Believing Is Halfway to Doing

This has been another good week. On the Mudarra Galliard, I’ve been hitting 80 pretty reliably. On Thursday I hit it cleanly at 92, something I’ve never done before. Whether I can hit it under pressure is debatable. I’ll try to get it on camera at 92 by the beginning of March. So 2012 is being good to me so far. Maybe even numbered years are my friends.

I wouldn’t say that 2011 was a total washout. If nothing else, it’s made me intimately familiar with the tension that inhibits my right hand speed. Indeed, on any given day I can pinpoint exactly where the cutoff is that delineates my relaxed hand from my tense hand. This week, for example, 80 was no problem for my right hand rest stroke alternation. I felt relaxed, and my playing was clean and accurate. At 84, I could still manage it, but I could feel the tension beginning to brew along my shoulders and creeping up my arm. At 88, the tension hit the tipping point to where I could no more reliably do alternation. On any given day, these numbers can vary. But this is now how precisely I can gauge what I can do.

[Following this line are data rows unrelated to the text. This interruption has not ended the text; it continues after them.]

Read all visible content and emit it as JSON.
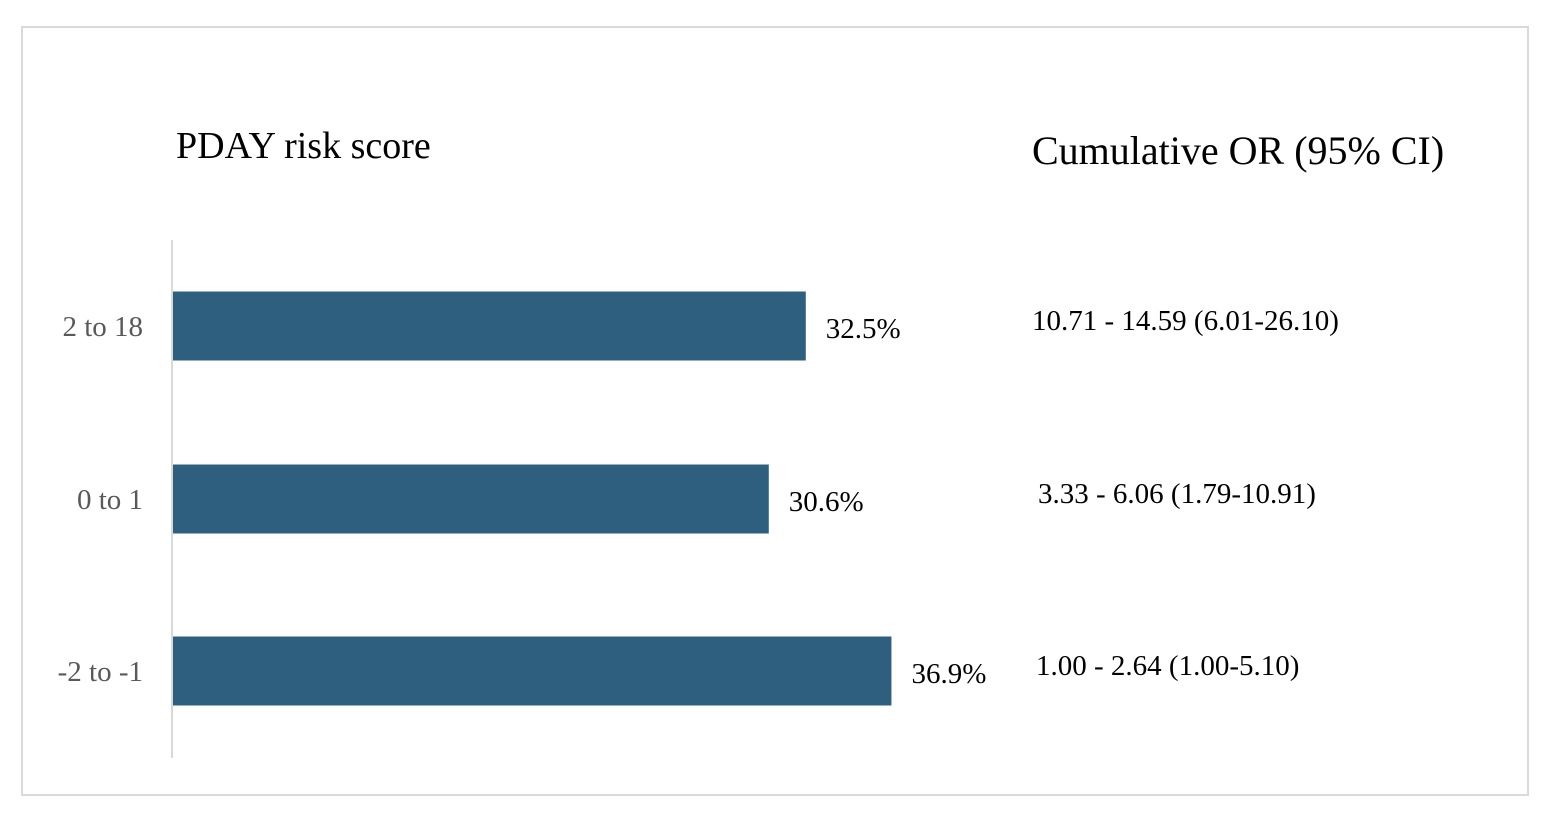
{
  "headings": {
    "category_header": "PDAY risk score",
    "or_header": "Cumulative OR (95% CI)"
  },
  "colors": {
    "bar": "#2f5f7f",
    "axis": "#d9d9d9",
    "frame": "#d9d9d9",
    "category_text": "#595959",
    "value_text": "#000000"
  },
  "chart_data": {
    "type": "bar",
    "orientation": "horizontal",
    "categories": [
      "2 to 18",
      "0 to 1",
      "-2 to -1"
    ],
    "values": [
      32.5,
      30.6,
      36.9
    ],
    "data_labels": [
      "32.5%",
      "30.6%",
      "36.9%"
    ],
    "grid": false,
    "legend": "none"
  },
  "cumulative_or": [
    "10.71 - 14.59 (6.01-26.10)",
    "3.33 - 6.06 (1.79-10.91)",
    "1.00 - 2.64 (1.00-5.10)"
  ]
}
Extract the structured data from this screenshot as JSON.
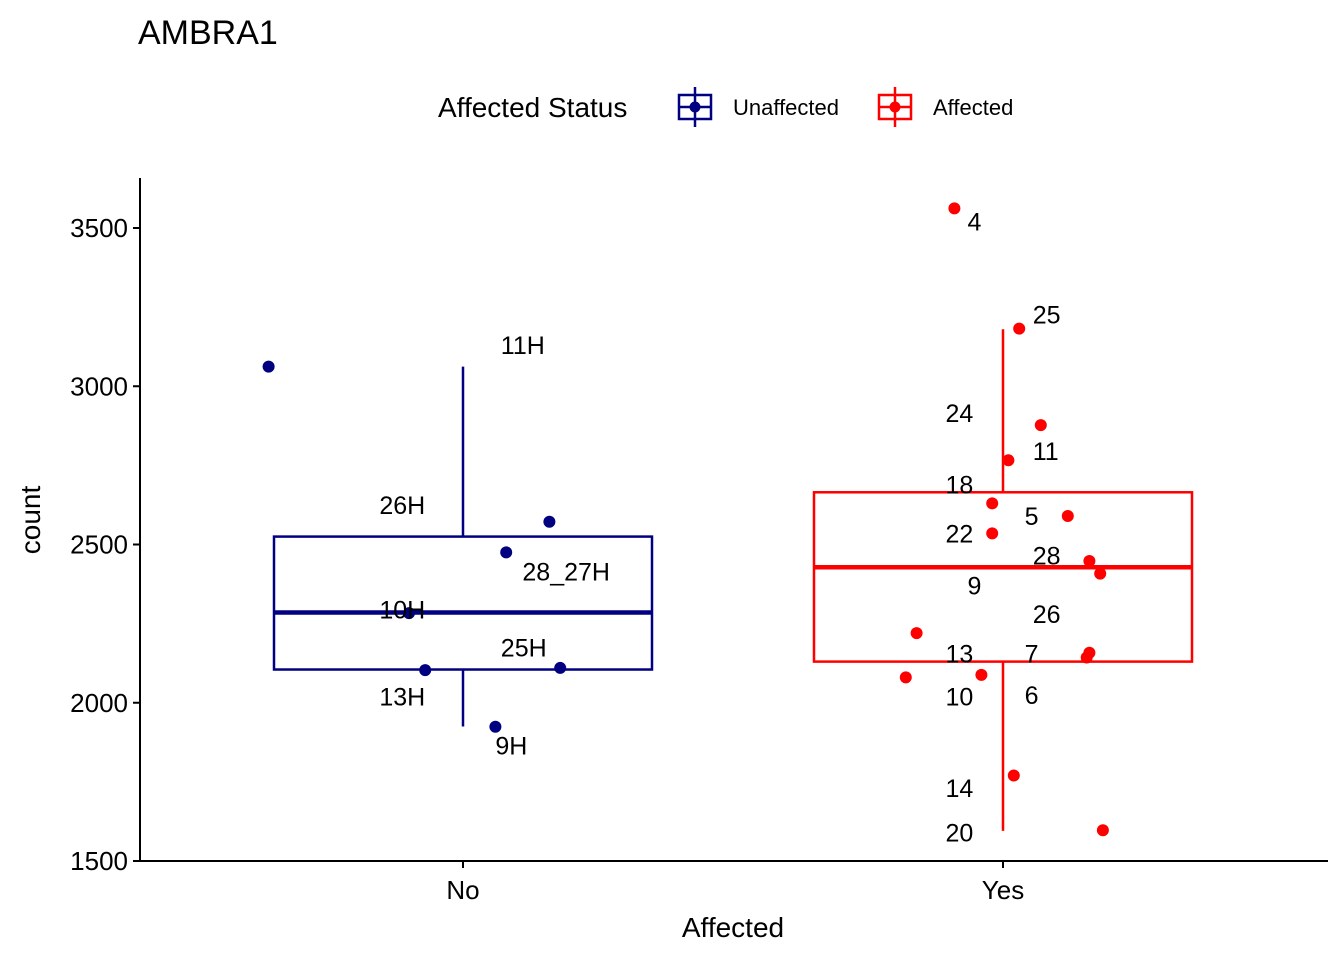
{
  "chart_data": {
    "type": "box",
    "title": "AMBRA1",
    "xlabel": "Affected",
    "ylabel": "count",
    "ylim": [
      1500,
      3650
    ],
    "yticks": [
      1500,
      2000,
      2500,
      3000,
      3500
    ],
    "categories": [
      "No",
      "Yes"
    ],
    "grid": false,
    "legend": {
      "title": "Affected Status",
      "position": "top",
      "entries": [
        {
          "label": "Unaffected",
          "color": "#000080"
        },
        {
          "label": "Affected",
          "color": "#ff0000"
        }
      ]
    },
    "boxes": [
      {
        "category": "No",
        "color": "#000080",
        "whisker_low": 1925,
        "q1": 2105,
        "median": 2285,
        "q3": 2525,
        "whisker_high": 3062
      },
      {
        "category": "Yes",
        "color": "#ff0000",
        "whisker_low": 1595,
        "q1": 2130,
        "median": 2428,
        "q3": 2665,
        "whisker_high": 3180
      }
    ],
    "series": [
      {
        "name": "Unaffected",
        "category": "No",
        "color": "#000080",
        "points": [
          {
            "jitter": -0.36,
            "y": 3062
          },
          {
            "jitter": 0.16,
            "y": 2572
          },
          {
            "jitter": 0.08,
            "y": 2475
          },
          {
            "jitter": -0.1,
            "y": 2283
          },
          {
            "jitter": -0.07,
            "y": 2103
          },
          {
            "jitter": 0.18,
            "y": 2110
          },
          {
            "jitter": 0.06,
            "y": 1924
          }
        ],
        "labels": [
          {
            "text": "11H",
            "y": 3130,
            "offset": 0.07
          },
          {
            "text": "26H",
            "y": 2625,
            "offset": -0.07
          },
          {
            "text": "28_27H",
            "y": 2415,
            "offset": 0.11
          },
          {
            "text": "10H",
            "y": 2295,
            "offset": -0.07
          },
          {
            "text": "25H",
            "y": 2175,
            "offset": 0.07
          },
          {
            "text": "13H",
            "y": 2020,
            "offset": -0.07
          },
          {
            "text": "9H",
            "y": 1865,
            "offset": 0.06
          }
        ]
      },
      {
        "name": "Affected",
        "category": "Yes",
        "color": "#ff0000",
        "points": [
          {
            "jitter": -0.09,
            "y": 3562
          },
          {
            "jitter": 0.03,
            "y": 3182
          },
          {
            "jitter": 0.07,
            "y": 2877
          },
          {
            "jitter": 0.01,
            "y": 2766
          },
          {
            "jitter": -0.02,
            "y": 2630
          },
          {
            "jitter": 0.12,
            "y": 2590
          },
          {
            "jitter": -0.02,
            "y": 2535
          },
          {
            "jitter": 0.16,
            "y": 2448
          },
          {
            "jitter": 0.18,
            "y": 2408
          },
          {
            "jitter": -0.16,
            "y": 2220
          },
          {
            "jitter": 0.16,
            "y": 2158
          },
          {
            "jitter": 0.155,
            "y": 2143
          },
          {
            "jitter": -0.18,
            "y": 2080
          },
          {
            "jitter": -0.04,
            "y": 2088
          },
          {
            "jitter": 0.02,
            "y": 1770
          },
          {
            "jitter": 0.185,
            "y": 1597
          }
        ],
        "labels": [
          {
            "text": "4",
            "y": 3520,
            "offset": -0.04
          },
          {
            "text": "25",
            "y": 3227,
            "offset": 0.055
          },
          {
            "text": "24",
            "y": 2915,
            "offset": -0.055
          },
          {
            "text": "11",
            "y": 2795,
            "offset": 0.055
          },
          {
            "text": "18",
            "y": 2690,
            "offset": -0.055
          },
          {
            "text": "5",
            "y": 2590,
            "offset": 0.04
          },
          {
            "text": "22",
            "y": 2535,
            "offset": -0.055
          },
          {
            "text": "28",
            "y": 2465,
            "offset": 0.055
          },
          {
            "text": "9",
            "y": 2370,
            "offset": -0.04
          },
          {
            "text": "26",
            "y": 2280,
            "offset": 0.055
          },
          {
            "text": "13",
            "y": 2155,
            "offset": -0.055
          },
          {
            "text": "7",
            "y": 2155,
            "offset": 0.04
          },
          {
            "text": "10",
            "y": 2020,
            "offset": -0.055
          },
          {
            "text": "6",
            "y": 2025,
            "offset": 0.04
          },
          {
            "text": "14",
            "y": 1730,
            "offset": -0.055
          },
          {
            "text": "20",
            "y": 1590,
            "offset": -0.055
          }
        ]
      }
    ]
  }
}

Counter-intuitive as it may be, this is a good thing. I can’t change what I don’t know. If this tension went unnoticed, I’d be hard-pressed to work at eliminating it. But now I know it well. And knowing it, I’m well on the road to resolving it.

With a foothold on 80 well in hand, I’m now aiming for the 90’s. I’ve noticed that when I try alternation at 92, the 80’s seem easier, even if my try at 92 didn’t go well. It’s all part of my determination to expect success. Call it the Tinkerbell Theory: to fly, I must believe. Certainly there’s nothing gained by pessimism. If I don’t believe I can do something, then I’m already halfway to not doing it.

This week I got a telling demonstration of how attitude influences technique. While running the Galliard at 92, I had a brief lapse of concentration and botched the left hand fingering halfway through an extended scale passage. While the botch was brief, it triggered a flash of anger—with that anger my hand, which until then had felt reasonably relaxed, suddenly tensed up and butchered the rest of the passage. Stopping for a moment, I made a mental note to heed the lesson my body was trying to teach me. Overreacting to mistakes inhibits technique.

So grow up and stop pitching a fit whenever something goes wrong.